Further, we developed a method to estimate the epistemic uncertainty of NN’s prediction (https://proceedings.mlr.press/v162/heiss22a.html). We improved 2 times the SOTA of multiple market design (combinatorial auction) benchmarks 1st by developing a NN architecture that enforces monotonicity constraints and implementing it in an auction mechanism (https://www.ijcai.org/proceedings/2022/0077.pdf) and 2nd by promoting exploration into our auction mechanism in Bayesian optimization fashion by using our estimation of epistemic uncertainty (https://doi.org/10.1609/aaai.v37i5.25726), where our simulations suggest that revenue could be increased by more than 200 million USD for an auction comparable to the Canadian 4G spectrum auction, but it is still a very long way until this mechanism could be implanted in such large auctions. Recently we modified our mechanism to use more practical demand queries instead of value queries (https://www.researchgate.net/publication/373262611_Machine_Learning-powered_Combinatorial_Clock_Auction accepted to AAAI'24).

In another project, we extended the theory and methodology for Path-Dependent Neural Jump ODEs to deal with noisy irregularly observed time series (https://openreview.net/forum?id=0T2OTVCCC1).

Unpublished projects I am working on right now: Outlier-robust NNs; Deep probabilistic calibration of financial models; better theoretical understanding of the Cold Posterior phenomena of Bayesian Neural Networks; Further improving theoretical understanding of the inductive bias of various ML methods (e.g. extending https://arxiv.org/abs/1911.02903); extending our techniques for combinatorial auctions.

My opinion on the generalization strengths of deep neural networks

I am very excited about the empirical fact that deep learning methods can generalize surprisingly well to unseen data points. I am extremely curious to understand their inductive bias that allows them to do so and especially how this inductive bias is influenced by design choices of the architecture and hyper-parameters, especially in the context of multi-task learning, transfer learning, representation learning, and feature learning. For some specific design-choices, I derived a theory to understand the inductive bias of NNs. In general, I see the following 4 main strengths in the inductive bias of neural networks:

  1. Deep Learning can strongly benefit from multi-task learning, transfer learning, representation learning, and feature learning.
  2. NNs with standard activations functions (such as ReLU) have an inductive bias towards flat/simple/smooth/nonoscillating functions because of implicit (and explicit) regularization.
  3. Some architectures (such as transformers, CNNs, RNNs, GNNs) have (soft) invariances/symmetries that are helpful for certain domains
  4. the flexibility of architectures and training algorithms allows for many ways to manipulate the inductive bias by hand-crafting tricks such as specific forms of data augmentation.

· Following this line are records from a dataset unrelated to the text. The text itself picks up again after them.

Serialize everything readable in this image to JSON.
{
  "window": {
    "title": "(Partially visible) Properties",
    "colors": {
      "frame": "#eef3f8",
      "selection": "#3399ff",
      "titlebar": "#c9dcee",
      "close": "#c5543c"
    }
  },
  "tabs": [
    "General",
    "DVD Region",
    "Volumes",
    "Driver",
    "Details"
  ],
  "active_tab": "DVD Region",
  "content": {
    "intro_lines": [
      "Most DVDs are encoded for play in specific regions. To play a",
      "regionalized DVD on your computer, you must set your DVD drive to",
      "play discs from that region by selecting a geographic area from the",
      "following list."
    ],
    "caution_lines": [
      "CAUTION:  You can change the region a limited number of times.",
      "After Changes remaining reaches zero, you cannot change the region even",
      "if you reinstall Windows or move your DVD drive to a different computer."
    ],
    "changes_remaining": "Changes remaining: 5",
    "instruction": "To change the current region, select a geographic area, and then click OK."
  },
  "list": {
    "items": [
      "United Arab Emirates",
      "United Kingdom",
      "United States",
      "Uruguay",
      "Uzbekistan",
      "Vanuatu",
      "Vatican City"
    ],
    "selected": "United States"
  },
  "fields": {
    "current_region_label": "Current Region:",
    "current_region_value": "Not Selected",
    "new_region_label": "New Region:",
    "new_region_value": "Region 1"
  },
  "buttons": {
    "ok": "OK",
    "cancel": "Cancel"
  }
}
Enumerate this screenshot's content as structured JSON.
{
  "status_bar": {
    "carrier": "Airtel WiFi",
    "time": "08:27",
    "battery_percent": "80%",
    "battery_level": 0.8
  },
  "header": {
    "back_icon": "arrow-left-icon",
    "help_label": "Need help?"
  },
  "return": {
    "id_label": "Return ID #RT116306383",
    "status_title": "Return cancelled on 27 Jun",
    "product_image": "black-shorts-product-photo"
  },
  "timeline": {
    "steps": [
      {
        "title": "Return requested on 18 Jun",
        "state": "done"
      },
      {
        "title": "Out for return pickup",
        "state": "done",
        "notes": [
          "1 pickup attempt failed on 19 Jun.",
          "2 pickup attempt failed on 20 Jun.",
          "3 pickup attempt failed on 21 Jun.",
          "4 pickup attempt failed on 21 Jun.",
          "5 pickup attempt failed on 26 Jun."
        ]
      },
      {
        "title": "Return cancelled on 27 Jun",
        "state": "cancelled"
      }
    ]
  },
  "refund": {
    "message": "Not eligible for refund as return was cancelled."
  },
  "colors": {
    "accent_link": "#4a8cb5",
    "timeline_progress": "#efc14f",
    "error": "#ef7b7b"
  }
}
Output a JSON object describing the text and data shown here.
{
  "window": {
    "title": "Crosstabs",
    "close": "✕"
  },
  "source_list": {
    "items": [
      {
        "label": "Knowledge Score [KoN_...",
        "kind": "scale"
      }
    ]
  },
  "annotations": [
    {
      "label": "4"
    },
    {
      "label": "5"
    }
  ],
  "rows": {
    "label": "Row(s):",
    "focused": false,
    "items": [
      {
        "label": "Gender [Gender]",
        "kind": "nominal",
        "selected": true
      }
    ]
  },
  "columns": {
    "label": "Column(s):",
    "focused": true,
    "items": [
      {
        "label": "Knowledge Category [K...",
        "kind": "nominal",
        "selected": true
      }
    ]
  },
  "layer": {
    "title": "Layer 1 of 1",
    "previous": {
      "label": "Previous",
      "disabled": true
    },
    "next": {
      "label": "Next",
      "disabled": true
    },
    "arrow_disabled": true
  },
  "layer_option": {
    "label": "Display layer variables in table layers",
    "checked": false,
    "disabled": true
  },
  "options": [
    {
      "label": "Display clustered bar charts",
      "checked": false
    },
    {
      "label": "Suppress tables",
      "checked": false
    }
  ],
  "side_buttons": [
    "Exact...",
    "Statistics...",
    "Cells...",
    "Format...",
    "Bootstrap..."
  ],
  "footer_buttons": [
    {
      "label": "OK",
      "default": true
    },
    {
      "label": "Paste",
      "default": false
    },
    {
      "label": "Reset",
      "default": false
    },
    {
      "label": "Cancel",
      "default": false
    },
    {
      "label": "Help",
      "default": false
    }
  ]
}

My research topics include:

Theory of the inductive bias on infinitely wide deep neural networks (including muti-task learning and transfer learning). Uncertainty and generalization of neural networks. Bayesian optimization with the help of neural networks. Deep Learning in Market Design. Compression of neural networks. Monotonic neural networks. Bayesian neural networks. Outlier-Robust neural network. Irregularly observed time series.